Caustic soda is manufactured by the electrolysis of brine. Although it was previously manufactured through the mercury process and asbestos diaphragms, there was a risk that these substances would be released into the environment, resulting in pollution. In 1975, AGC Asahi Glass developed a fluoropolymer ion-exchange membrane (FlemionTM) and highly durable activated cathodes, succeeding in the development of electrolysis technology that does not utilize harmful substances.
In addition, the ion-exchange membrane process facilitates an energy reduction of approximately 40% as compared to conventional methods.
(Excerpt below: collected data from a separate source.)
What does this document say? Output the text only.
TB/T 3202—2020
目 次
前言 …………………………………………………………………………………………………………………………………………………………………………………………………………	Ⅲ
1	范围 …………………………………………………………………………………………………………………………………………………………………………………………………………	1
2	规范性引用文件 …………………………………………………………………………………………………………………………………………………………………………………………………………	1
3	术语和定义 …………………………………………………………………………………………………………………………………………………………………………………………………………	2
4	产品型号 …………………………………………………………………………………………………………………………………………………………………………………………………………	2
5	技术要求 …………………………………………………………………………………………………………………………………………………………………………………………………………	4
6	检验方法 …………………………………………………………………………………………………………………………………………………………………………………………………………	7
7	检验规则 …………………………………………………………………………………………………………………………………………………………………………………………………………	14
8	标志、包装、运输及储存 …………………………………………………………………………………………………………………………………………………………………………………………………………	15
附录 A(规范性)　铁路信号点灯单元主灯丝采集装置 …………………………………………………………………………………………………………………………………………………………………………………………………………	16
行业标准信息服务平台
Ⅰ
The current rate of global spread is around 80%, and in Europe, which is taking the initiative in the reduction of greenhouse gases, the mercury method is scheduled to be phased out entirely by the year 2020.
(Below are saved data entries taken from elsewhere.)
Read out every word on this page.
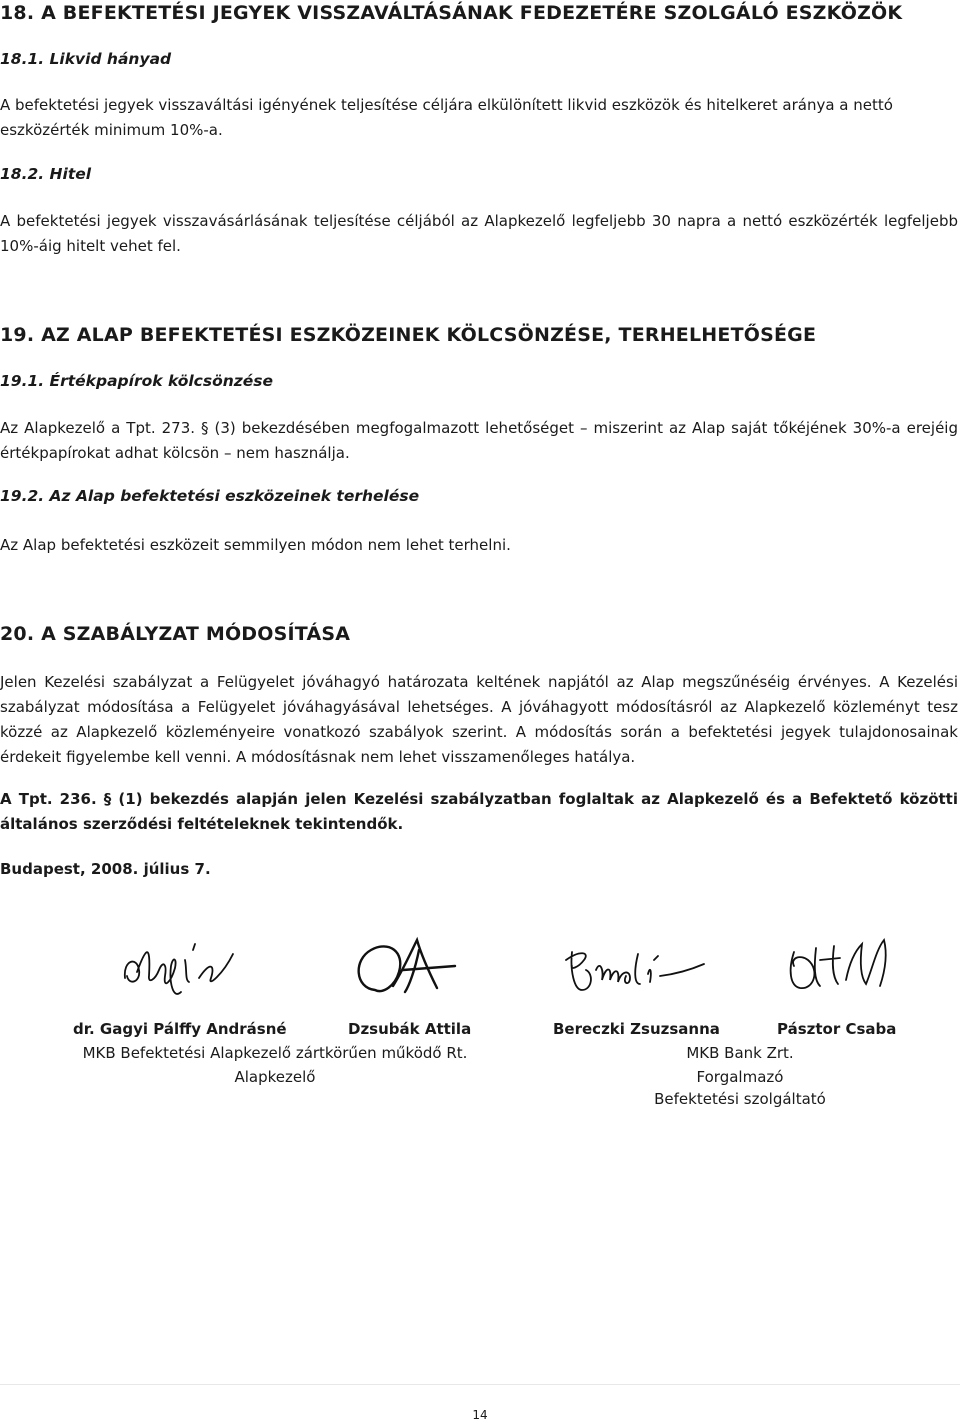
18. A BEFEKTETÉSI JEGYEK VISSZAVÁLTÁSÁNAK FEDEZETÉRE SZOLGÁLÓ ESZKÖZÖK
18.1. Likvid hányad
A befektetési jegyek visszaváltási igényének teljesítése céljára elkülönített likvid eszközök és hitelkeret aránya a nettó eszközérték minimum 10%-a.
18.2. Hitel
A befektetési jegyek visszavásárlásának teljesítése céljából az Alapkezelő legfeljebb 30 napra a nettó eszközérték legfeljebb 10%-áig hitelt vehet fel.
19. AZ ALAP BEFEKTETÉSI ESZKÖZEINEK KÖLCSÖNZÉSE, TERHELHETŐSÉGE
19.1. Értékpapírok kölcsönzése
Az Alapkezelő a Tpt. 273. § (3) bekezdésében megfogalmazott lehetőséget – miszerint az Alap saját tőkéjének 30%-a erejéig értékpapírokat adhat kölcsön – nem használja.
19.2. Az Alap befektetési eszközeinek terhelése
Az Alap befektetési eszközeit semmilyen módon nem lehet terhelni.
20. A SZABÁLYZAT MÓDOSÍTÁSA
Jelen Kezelési szabályzat a Felügyelet jóváhagyó határozata keltének napjától az Alap megszűnéséig érvényes. A Kezelési szabályzat módosítása a Felügyelet jóváhagyásával lehetséges. A jóváhagyott módosításról az Alapkezelő közleményt tesz közzé az Alapkezelő közleményeire vonatkozó szabályok szerint. A módosítás során a befektetési jegyek tulajdonosainak érdekeit figyelembe kell venni. A módosításnak nem lehet visszamenőleges hatálya.
A Tpt. 236. § (1) bekezdés alapján jelen Kezelési szabályzatban foglaltak az Alapkezelő és a Befektető közötti általános szerződési feltételeknek tekintendők.
Budapest, 2008. július 7.
dr. Gagyi Pálffy Andrásné	Dzsubák Attila	Bereczki Zsuzsanna	Pásztor Csaba
MKB Befektetési Alapkezelő zártkörűen működő Rt.
Alapkezelő
MKB Bank Zrt.
Forgalmazó
Befektetési szolgáltató
14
In October 2013, 92 countries including Japan signed the Minamata Convention on Mercury, a United Nations Environment Programme (UNEP) initiative that obliges businesses to appropriately manage mercury. The AGC Group agrees with the spirit of the convention, and supports the initiatives of the Ministry of the Environment to conclude the convention as soon as possible (Note 1).
In December 2015, the AGC Group participated in a local workshop hosted by the Ministry of the Environment as part of Brazil's survey on current needs in mercury control technology (Note 2). The workshop was held with the objective of introducing Brazilian entities to the technology and know-how of Japan regarding mercury treatment measures. As an example, the AGC Group presented FlemionTM as a means to produce caustic soda without using mercury. Moreover, the Group was involved in the creation of a DVD entitled “Japan's Needs in Mercury Treatment Measures and Cooperation on Technology.” The DVD was distributed at a commemorative event held on the second anniversary of the signing of the Minamata Convention, in October 2015. The AGC Group will continue to support it moving forward, using the knowledge it has amassed on the topic.
The workshop in Brazil
The AGC Group is developing electrolyte polymers and various other fuel cell components based on ion-exchange membrane technologies. Fuel cells for automobiles require superior durability because they are subject to demanding conditions such as temperatures over 100 degrees Celsius and low humidity. The AGC Group developed electrolyte polymers that can enable fuel cells to run continuously for 6,000 hours or longer at plus-100-degree temperatures and humidity of no more than 50%, thereby realizing the world’s highest level of operating performance and durability.